Two small birds thrashing under

the bush beside the stairs

of our new mountain home— 

so busy, and so urgent as

always with small birds—

But our business is to identify them

for we are newly arrived

to this tiny magical town

and there is no excitement like

seeing unfamiliar birds,

and then finding their names

in our specialty book purchased at

Sassafras Bookstore downtown.

It is as if the day

hangs on our learning its names—

to preserve this moment by

stopping the current to name

a single riffle of its moving life.

David Kherdian was born in Racine, Wisconsin, the site of his 13 volume Root River Cycle.

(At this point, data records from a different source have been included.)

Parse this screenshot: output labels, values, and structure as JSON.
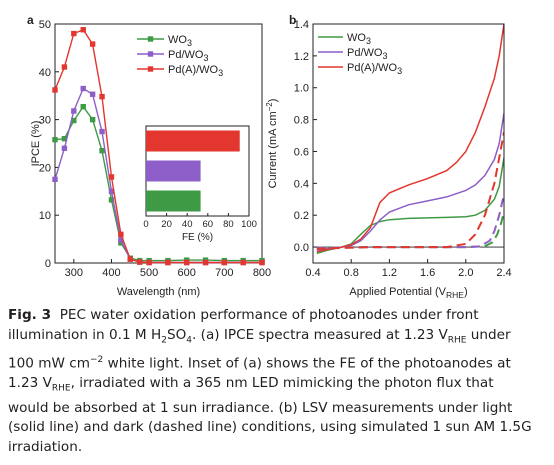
{
  "chart_data": [
    {
      "type": "line",
      "panel_label": "a",
      "xlabel": "Wavelength (nm)",
      "ylabel": "IPCE (%)",
      "xlim": [
        250,
        800
      ],
      "ylim": [
        0,
        50
      ],
      "x_ticks": [
        300,
        400,
        500,
        600,
        700,
        800
      ],
      "y_ticks": [
        0,
        10,
        20,
        30,
        40,
        50
      ],
      "legend_position": "top-right",
      "series": [
        {
          "name": "WO3",
          "color": "#3f9a45",
          "marker": "square",
          "points": [
            [
              250,
              25.8
            ],
            [
              275,
              26.0
            ],
            [
              300,
              29.8
            ],
            [
              325,
              32.7
            ],
            [
              350,
              30.0
            ],
            [
              375,
              23.5
            ],
            [
              400,
              13.2
            ],
            [
              425,
              4.2
            ],
            [
              450,
              1.0
            ],
            [
              475,
              0.5
            ],
            [
              500,
              0.5
            ],
            [
              550,
              0.5
            ],
            [
              600,
              0.6
            ],
            [
              650,
              0.6
            ],
            [
              700,
              0.5
            ],
            [
              750,
              0.5
            ],
            [
              800,
              0.5
            ]
          ]
        },
        {
          "name": "Pd/WO3",
          "color": "#8e5fc8",
          "marker": "square",
          "points": [
            [
              250,
              17.5
            ],
            [
              275,
              24.0
            ],
            [
              300,
              31.8
            ],
            [
              325,
              36.5
            ],
            [
              350,
              35.3
            ],
            [
              375,
              27.5
            ],
            [
              400,
              15.0
            ],
            [
              425,
              4.8
            ],
            [
              450,
              0.8
            ],
            [
              475,
              0.2
            ],
            [
              500,
              0.1
            ],
            [
              550,
              0.1
            ],
            [
              600,
              0.1
            ],
            [
              650,
              0.1
            ],
            [
              700,
              0.1
            ],
            [
              750,
              0.1
            ],
            [
              800,
              0.1
            ]
          ]
        },
        {
          "name": "Pd(A)/WO3",
          "color": "#e2362e",
          "marker": "square",
          "points": [
            [
              250,
              36.2
            ],
            [
              275,
              41.0
            ],
            [
              300,
              48.0
            ],
            [
              325,
              48.8
            ],
            [
              350,
              45.8
            ],
            [
              375,
              34.8
            ],
            [
              400,
              18.0
            ],
            [
              425,
              6.0
            ],
            [
              450,
              0.8
            ],
            [
              475,
              0.2
            ],
            [
              500,
              0.1
            ],
            [
              550,
              0.1
            ],
            [
              600,
              0.1
            ],
            [
              650,
              0.1
            ],
            [
              700,
              0.1
            ],
            [
              750,
              0.1
            ],
            [
              800,
              0.1
            ]
          ]
        }
      ],
      "inset": {
        "type": "bar",
        "orientation": "horizontal",
        "xlabel": "FE (%)",
        "xlim": [
          0,
          100
        ],
        "x_ticks": [
          0,
          20,
          40,
          60,
          80,
          100
        ],
        "bars": [
          {
            "name": "Pd(A)/WO3",
            "value": 91,
            "color": "#e2362e"
          },
          {
            "name": "Pd/WO3",
            "value": 53,
            "color": "#8e5fc8"
          },
          {
            "name": "WO3",
            "value": 53,
            "color": "#3f9a45"
          }
        ]
      }
    },
    {
      "type": "line",
      "panel_label": "b",
      "xlabel": "Applied Potential (V",
      "xlabel_sub": "RHE",
      "xlabel_end": ")",
      "ylabel": "Current (mA cm",
      "ylabel_sup": "−2",
      "ylabel_end": ")",
      "xlim": [
        0.4,
        2.4
      ],
      "ylim": [
        -0.1,
        1.4
      ],
      "x_ticks": [
        0.4,
        0.8,
        1.2,
        1.6,
        2.0,
        2.4
      ],
      "y_ticks": [
        0.0,
        0.2,
        0.4,
        0.6,
        0.8,
        1.0,
        1.2,
        1.4
      ],
      "legend_position": "top-left",
      "line_styles": {
        "light": "solid",
        "dark": "dashed"
      },
      "series": [
        {
          "name": "WO3",
          "condition": "light",
          "color": "#3f9a45",
          "points": [
            [
              0.44,
              -0.04
            ],
            [
              0.55,
              -0.02
            ],
            [
              0.7,
              0.0
            ],
            [
              0.8,
              0.02
            ],
            [
              0.9,
              0.08
            ],
            [
              1.0,
              0.135
            ],
            [
              1.1,
              0.16
            ],
            [
              1.2,
              0.172
            ],
            [
              1.4,
              0.18
            ],
            [
              1.6,
              0.183
            ],
            [
              1.8,
              0.186
            ],
            [
              2.0,
              0.19
            ],
            [
              2.1,
              0.2
            ],
            [
              2.2,
              0.23
            ],
            [
              2.3,
              0.3
            ],
            [
              2.35,
              0.38
            ],
            [
              2.4,
              0.56
            ]
          ]
        },
        {
          "name": "Pd/WO3",
          "condition": "light",
          "color": "#8e5fc8",
          "points": [
            [
              0.44,
              -0.02
            ],
            [
              0.55,
              -0.01
            ],
            [
              0.7,
              0.0
            ],
            [
              0.8,
              0.01
            ],
            [
              0.9,
              0.04
            ],
            [
              1.0,
              0.1
            ],
            [
              1.1,
              0.17
            ],
            [
              1.2,
              0.22
            ],
            [
              1.4,
              0.265
            ],
            [
              1.6,
              0.29
            ],
            [
              1.8,
              0.315
            ],
            [
              2.0,
              0.355
            ],
            [
              2.1,
              0.39
            ],
            [
              2.2,
              0.45
            ],
            [
              2.3,
              0.55
            ],
            [
              2.35,
              0.65
            ],
            [
              2.4,
              0.84
            ]
          ]
        },
        {
          "name": "Pd(A)/WO3",
          "condition": "light",
          "color": "#e2362e",
          "points": [
            [
              0.44,
              -0.03
            ],
            [
              0.55,
              -0.015
            ],
            [
              0.7,
              0.0
            ],
            [
              0.8,
              0.015
            ],
            [
              0.9,
              0.05
            ],
            [
              1.0,
              0.12
            ],
            [
              1.05,
              0.2
            ],
            [
              1.1,
              0.28
            ],
            [
              1.2,
              0.34
            ],
            [
              1.4,
              0.39
            ],
            [
              1.6,
              0.43
            ],
            [
              1.8,
              0.48
            ],
            [
              1.9,
              0.53
            ],
            [
              2.0,
              0.6
            ],
            [
              2.1,
              0.72
            ],
            [
              2.2,
              0.88
            ],
            [
              2.3,
              1.06
            ],
            [
              2.35,
              1.2
            ],
            [
              2.4,
              1.4
            ]
          ]
        },
        {
          "name": "WO3",
          "condition": "dark",
          "color": "#3f9a45",
          "points": [
            [
              0.44,
              -0.005
            ],
            [
              1.0,
              0.0
            ],
            [
              2.0,
              0.0
            ],
            [
              2.2,
              0.005
            ],
            [
              2.28,
              0.03
            ],
            [
              2.33,
              0.08
            ],
            [
              2.37,
              0.15
            ],
            [
              2.4,
              0.22
            ]
          ]
        },
        {
          "name": "Pd/WO3",
          "condition": "dark",
          "color": "#8e5fc8",
          "points": [
            [
              0.44,
              -0.005
            ],
            [
              1.0,
              0.0
            ],
            [
              2.0,
              0.0
            ],
            [
              2.15,
              0.005
            ],
            [
              2.25,
              0.04
            ],
            [
              2.3,
              0.1
            ],
            [
              2.35,
              0.2
            ],
            [
              2.4,
              0.33
            ]
          ]
        },
        {
          "name": "Pd(A)/WO3",
          "condition": "dark",
          "color": "#e2362e",
          "points": [
            [
              0.44,
              -0.01
            ],
            [
              1.0,
              0.0
            ],
            [
              1.8,
              0.0
            ],
            [
              2.0,
              0.02
            ],
            [
              2.1,
              0.08
            ],
            [
              2.2,
              0.2
            ],
            [
              2.3,
              0.4
            ],
            [
              2.4,
              0.72
            ]
          ]
        }
      ]
    }
  ],
  "caption": {
    "fig_label": "Fig. 3",
    "lines": [
      [
        "  PEC water oxidation performance of photoanodes under front"
      ],
      [
        "illumination in 0.1 M H",
        {
          "sub": "2"
        },
        "SO",
        {
          "sub": "4"
        },
        ". (a) IPCE spectra measured at 1.23 V",
        {
          "sub": "RHE"
        },
        " under"
      ],
      [
        "100 mW cm",
        {
          "sup": "−2"
        },
        " white light. Inset of (a) shows the FE of the photoanodes at"
      ],
      [
        "1.23 V",
        {
          "sub": "RHE"
        },
        ", irradiated with a 365 nm LED mimicking the photon flux that"
      ],
      [
        "would be absorbed at 1 sun irradiance. (b) LSV measurements under light"
      ],
      [
        "(solid line) and dark (dashed line) conditions, using simulated 1 sun AM 1.5G"
      ],
      [
        "irradiation."
      ]
    ]
  }
}
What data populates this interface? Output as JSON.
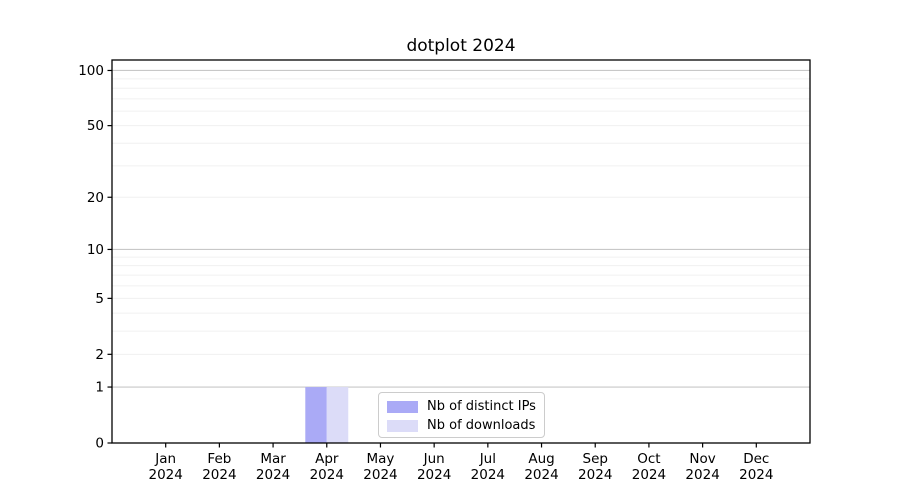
{
  "page": {
    "background": "#ffffff"
  },
  "chart_data": {
    "type": "bar",
    "title": "dotplot 2024",
    "categories": [
      "Jan",
      "Feb",
      "Mar",
      "Apr",
      "May",
      "Jun",
      "Jul",
      "Aug",
      "Sep",
      "Oct",
      "Nov",
      "Dec"
    ],
    "category_year": "2024",
    "series": [
      {
        "name": "Nb of distinct IPs",
        "color": "#aaaaf6",
        "values": [
          0,
          0,
          0,
          1,
          0,
          0,
          0,
          0,
          0,
          0,
          0,
          0
        ]
      },
      {
        "name": "Nb of downloads",
        "color": "#dcdcf8",
        "values": [
          0,
          0,
          0,
          1,
          0,
          0,
          0,
          0,
          0,
          0,
          0,
          0
        ]
      }
    ],
    "xlabel": "",
    "ylabel": "",
    "y_axis": {
      "scale": "log1p",
      "ylim": [
        0,
        114
      ],
      "tick_values": [
        0,
        1,
        2,
        5,
        10,
        20,
        50,
        100
      ],
      "decade_gridlines": [
        1,
        10,
        100
      ],
      "minor_gridlines": [
        2,
        3,
        4,
        5,
        6,
        7,
        8,
        9,
        20,
        30,
        40,
        50,
        60,
        70,
        80,
        90
      ]
    },
    "legend": {
      "position": "lower center"
    },
    "grid": true
  },
  "colors": {
    "decade_grid": "#c8c8c8",
    "minor_grid": "#f0f0f0",
    "axis": "#000000",
    "text": "#000000"
  }
}
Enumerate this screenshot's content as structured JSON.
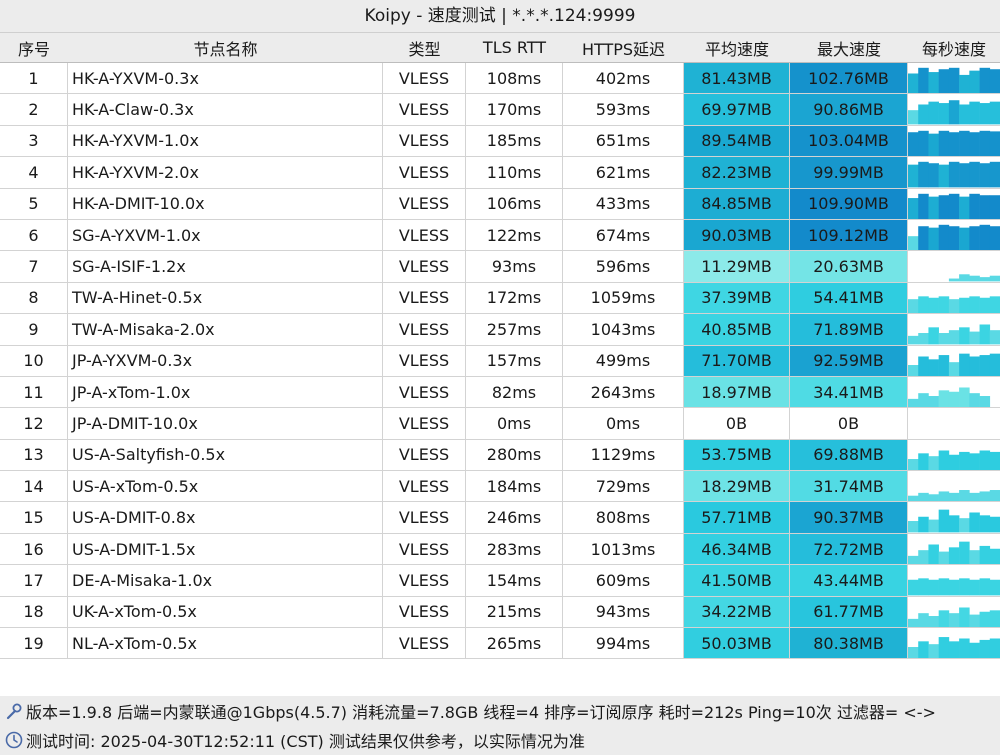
{
  "window": {
    "title": "Koipy - 速度测试 | *.*.*.124:9999"
  },
  "table": {
    "headers": {
      "index": "序号",
      "name": "节点名称",
      "type": "类型",
      "tls_rtt": "TLS RTT",
      "https_latency": "HTTPS延迟",
      "avg_speed": "平均速度",
      "max_speed": "最大速度",
      "per_second_speed": "每秒速度"
    },
    "rows": [
      {
        "index": "1",
        "name": "HK-A-YXVM-0.3x",
        "type": "VLESS",
        "tls_rtt": "108ms",
        "https": "402ms",
        "avg": "81.43MB",
        "max": "102.76MB",
        "avg_color": "#1fb2d4",
        "max_color": "#1592cc",
        "spark": [
          0.7,
          0.9,
          0.75,
          0.85,
          0.9,
          0.65,
          0.8,
          0.9,
          0.85
        ]
      },
      {
        "index": "2",
        "name": "HK-A-Claw-0.3x",
        "type": "VLESS",
        "tls_rtt": "170ms",
        "https": "593ms",
        "avg": "69.97MB",
        "max": "90.86MB",
        "avg_color": "#26bfdb",
        "max_color": "#1ba5d2",
        "spark": [
          0.5,
          0.7,
          0.8,
          0.75,
          0.85,
          0.7,
          0.8,
          0.75,
          0.8
        ]
      },
      {
        "index": "3",
        "name": "HK-A-YXVM-1.0x",
        "type": "VLESS",
        "tls_rtt": "185ms",
        "https": "651ms",
        "avg": "89.54MB",
        "max": "103.04MB",
        "avg_color": "#1aa8d1",
        "max_color": "#1592cc",
        "spark": [
          0.85,
          0.9,
          0.8,
          0.9,
          0.85,
          0.9,
          0.85,
          0.9,
          0.88
        ]
      },
      {
        "index": "4",
        "name": "HK-A-YXVM-2.0x",
        "type": "VLESS",
        "tls_rtt": "110ms",
        "https": "621ms",
        "avg": "82.23MB",
        "max": "99.99MB",
        "avg_color": "#1fb2d4",
        "max_color": "#1797cd",
        "spark": [
          0.8,
          0.9,
          0.85,
          0.8,
          0.9,
          0.85,
          0.9,
          0.85,
          0.9
        ]
      },
      {
        "index": "5",
        "name": "HK-A-DMIT-10.0x",
        "type": "VLESS",
        "tls_rtt": "106ms",
        "https": "433ms",
        "avg": "84.85MB",
        "max": "109.90MB",
        "avg_color": "#1dadd3",
        "max_color": "#138acb",
        "spark": [
          0.75,
          0.9,
          0.8,
          0.85,
          0.9,
          0.8,
          0.9,
          0.85,
          0.85
        ]
      },
      {
        "index": "6",
        "name": "SG-A-YXVM-1.0x",
        "type": "VLESS",
        "tls_rtt": "122ms",
        "https": "674ms",
        "avg": "90.03MB",
        "max": "109.12MB",
        "avg_color": "#1aa7d1",
        "max_color": "#138acb",
        "spark": [
          0.5,
          0.85,
          0.8,
          0.9,
          0.85,
          0.8,
          0.85,
          0.9,
          0.85
        ]
      },
      {
        "index": "7",
        "name": "SG-A-ISIF-1.2x",
        "type": "VLESS",
        "tls_rtt": "93ms",
        "https": "596ms",
        "avg": "11.29MB",
        "max": "20.63MB",
        "avg_color": "#8ceae9",
        "max_color": "#74e4e6",
        "spark": [
          0.0,
          0.0,
          0.0,
          0.0,
          0.1,
          0.25,
          0.2,
          0.15,
          0.2
        ]
      },
      {
        "index": "8",
        "name": "TW-A-Hinet-0.5x",
        "type": "VLESS",
        "tls_rtt": "172ms",
        "https": "1059ms",
        "avg": "37.39MB",
        "max": "54.41MB",
        "avg_color": "#3fd6e3",
        "max_color": "#2fcde0",
        "spark": [
          0.5,
          0.6,
          0.55,
          0.6,
          0.5,
          0.55,
          0.6,
          0.55,
          0.6
        ]
      },
      {
        "index": "9",
        "name": "TW-A-Misaka-2.0x",
        "type": "VLESS",
        "tls_rtt": "257ms",
        "https": "1043ms",
        "avg": "40.85MB",
        "max": "71.89MB",
        "avg_color": "#3bd4e2",
        "max_color": "#25bddb",
        "spark": [
          0.3,
          0.4,
          0.6,
          0.4,
          0.5,
          0.6,
          0.45,
          0.7,
          0.5
        ]
      },
      {
        "index": "10",
        "name": "JP-A-YXVM-0.3x",
        "type": "VLESS",
        "tls_rtt": "157ms",
        "https": "499ms",
        "avg": "71.70MB",
        "max": "92.59MB",
        "avg_color": "#25bddb",
        "max_color": "#1aa2d1",
        "spark": [
          0.4,
          0.7,
          0.6,
          0.75,
          0.5,
          0.8,
          0.7,
          0.75,
          0.8
        ]
      },
      {
        "index": "11",
        "name": "JP-A-xTom-1.0x",
        "type": "VLESS",
        "tls_rtt": "82ms",
        "https": "2643ms",
        "avg": "18.97MB",
        "max": "34.41MB",
        "avg_color": "#6ae2e5",
        "max_color": "#4fdbe4",
        "spark": [
          0.3,
          0.5,
          0.4,
          0.6,
          0.55,
          0.7,
          0.5,
          0.4,
          0.0
        ]
      },
      {
        "index": "12",
        "name": "JP-A-DMIT-10.0x",
        "type": "VLESS",
        "tls_rtt": "0ms",
        "https": "0ms",
        "avg": "0B",
        "max": "0B",
        "avg_color": "#ffffff",
        "max_color": "#ffffff",
        "spark": [
          0,
          0,
          0,
          0,
          0,
          0,
          0,
          0,
          0
        ]
      },
      {
        "index": "13",
        "name": "US-A-Saltyfish-0.5x",
        "type": "VLESS",
        "tls_rtt": "280ms",
        "https": "1129ms",
        "avg": "53.75MB",
        "max": "69.88MB",
        "avg_color": "#2ecde0",
        "max_color": "#26bfdb",
        "spark": [
          0.4,
          0.6,
          0.5,
          0.7,
          0.55,
          0.65,
          0.6,
          0.7,
          0.65
        ]
      },
      {
        "index": "14",
        "name": "US-A-xTom-0.5x",
        "type": "VLESS",
        "tls_rtt": "184ms",
        "https": "729ms",
        "avg": "18.29MB",
        "max": "31.74MB",
        "avg_color": "#6ee3e6",
        "max_color": "#52dbe4",
        "spark": [
          0.2,
          0.3,
          0.25,
          0.35,
          0.3,
          0.4,
          0.3,
          0.35,
          0.4
        ]
      },
      {
        "index": "15",
        "name": "US-A-DMIT-0.8x",
        "type": "VLESS",
        "tls_rtt": "246ms",
        "https": "808ms",
        "avg": "57.71MB",
        "max": "90.37MB",
        "avg_color": "#2ac9df",
        "max_color": "#1ba5d2",
        "spark": [
          0.4,
          0.55,
          0.45,
          0.8,
          0.6,
          0.5,
          0.7,
          0.6,
          0.55
        ]
      },
      {
        "index": "16",
        "name": "US-A-DMIT-1.5x",
        "type": "VLESS",
        "tls_rtt": "283ms",
        "https": "1013ms",
        "avg": "46.34MB",
        "max": "72.72MB",
        "avg_color": "#34d0e1",
        "max_color": "#25bddb",
        "spark": [
          0.3,
          0.5,
          0.7,
          0.45,
          0.6,
          0.8,
          0.5,
          0.65,
          0.55
        ]
      },
      {
        "index": "17",
        "name": "DE-A-Misaka-1.0x",
        "type": "VLESS",
        "tls_rtt": "154ms",
        "https": "609ms",
        "avg": "41.50MB",
        "max": "43.44MB",
        "avg_color": "#3ad4e2",
        "max_color": "#38d3e2",
        "spark": [
          0.55,
          0.6,
          0.55,
          0.6,
          0.55,
          0.6,
          0.55,
          0.6,
          0.55
        ]
      },
      {
        "index": "18",
        "name": "UK-A-xTom-0.5x",
        "type": "VLESS",
        "tls_rtt": "215ms",
        "https": "943ms",
        "avg": "34.22MB",
        "max": "61.77MB",
        "avg_color": "#44d7e3",
        "max_color": "#28c5dd",
        "spark": [
          0.3,
          0.5,
          0.4,
          0.6,
          0.5,
          0.7,
          0.45,
          0.55,
          0.6
        ]
      },
      {
        "index": "19",
        "name": "NL-A-xTom-0.5x",
        "type": "VLESS",
        "tls_rtt": "265ms",
        "https": "994ms",
        "avg": "50.03MB",
        "max": "80.38MB",
        "avg_color": "#31cee0",
        "max_color": "#1fb2d4",
        "spark": [
          0.4,
          0.6,
          0.5,
          0.75,
          0.6,
          0.7,
          0.55,
          0.65,
          0.7
        ]
      }
    ]
  },
  "footer": {
    "line1": "版本=1.9.8  后端=内蒙联通@1Gbps(4.5.7) 消耗流量=7.8GB  线程=4  排序=订阅原序  耗时=212s  Ping=10次  过滤器= <->",
    "line2": "测试时间: 2025-04-30T12:52:11 (CST)  测试结果仅供参考，以实际情况为准"
  },
  "icons": {
    "version": "wrench-icon",
    "time": "clock-icon"
  }
}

In addition to his poetry, biographies, novels, and memoirs, his translations and retellings have included the Asian classic Monkey: A Journey to the West, and the soon to be released 9th century Armenian bardic epic, David of Sassoun. He has also written a narrative life of The Buddha. As an editor he has produced two seminal anthologies: Settling America: The Ethnic Expression of 14 Contemporary American Poets, and Down at the Santa Fe Depot: 20 Fresno Poets, which inspired over 100 city and state anthologies. His biography of his mother, The Road From Home, his best known work, has been continuously in print in various editions and 17 translations, since its publication in 1979. An hour long documentary on his poetry, by New York independent filmmaker, Jim Belleau, was released in 1997. He is married to two-time Caldecott Award winner, Nonny Hogrogian, with whom he has collaborated on a number of children’s books, and also on three journals, AraratForkroads: A Journal of Ethnic-American Literature, and Stopinder: A Gurdjieff Journal for Our Time.

“A Bird” is one of Kherdian’s poems written while living in Black Mountain, NC.